If 66% of employees were stealing company resources, would the company let it slide?
If 66% of employees resigned in one day, would the company shrug it off?
If 66% of employees got cancer from the building materials, would the company ignore it?
Then why is the national average still at 66%? Employee disengagement is the permissible disease of the workplace.
Consider these figures. According to Forbes magazine, the cost of disengagement is $3,400 for every $10,000 of salary.
This means that:
For a salary of $47,000, that’s $15,980 per year
For a salary of $60,000, that’s $20,400 per year
For a salary of $80,000, that’s $27,200 per year
This is the cost for one employee for one year. Imagine an organization with 66% disengaged employees over multiple years.
If you have 50 employees earning $47,000 per year, disengagement is costing you $800,000 per year.
When you start a new year, you can throw another $800,000 in the trash.
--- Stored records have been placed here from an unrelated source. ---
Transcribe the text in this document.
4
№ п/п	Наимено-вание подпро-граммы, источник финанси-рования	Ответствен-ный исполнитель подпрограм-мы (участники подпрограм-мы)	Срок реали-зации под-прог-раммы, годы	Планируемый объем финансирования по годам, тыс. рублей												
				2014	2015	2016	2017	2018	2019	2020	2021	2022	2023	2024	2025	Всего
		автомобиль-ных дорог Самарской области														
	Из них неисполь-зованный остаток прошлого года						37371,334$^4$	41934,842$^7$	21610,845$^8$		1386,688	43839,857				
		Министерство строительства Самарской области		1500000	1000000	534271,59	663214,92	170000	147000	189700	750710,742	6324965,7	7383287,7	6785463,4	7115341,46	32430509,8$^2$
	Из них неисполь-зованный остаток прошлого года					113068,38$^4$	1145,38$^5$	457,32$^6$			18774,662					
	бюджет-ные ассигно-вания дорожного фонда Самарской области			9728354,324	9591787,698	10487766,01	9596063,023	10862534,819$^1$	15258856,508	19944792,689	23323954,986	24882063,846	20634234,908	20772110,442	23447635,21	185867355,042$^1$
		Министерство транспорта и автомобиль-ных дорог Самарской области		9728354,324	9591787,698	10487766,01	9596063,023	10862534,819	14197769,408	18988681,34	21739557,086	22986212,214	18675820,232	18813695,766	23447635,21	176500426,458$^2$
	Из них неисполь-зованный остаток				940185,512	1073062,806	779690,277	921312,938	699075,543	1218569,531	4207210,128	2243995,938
If your company was wasting $800,000 each year, you’d try hard to avoid that wasted cost, wouldn’t you?
What else could you do with that money?
If you’re a school, pay your teachers more
If you’re a technology company, hire more programmers
If you’re a nonprofit, direct more money to your mission
You get the point. Wasted cost is not just money in the trash, it’s wasted opportunity for the expenditures that really matter.
Why is employee disengagement the permissible disease of the workplace? Why do most workplaces lack a proactive engagement strategy? Why is this problem allowed to fester?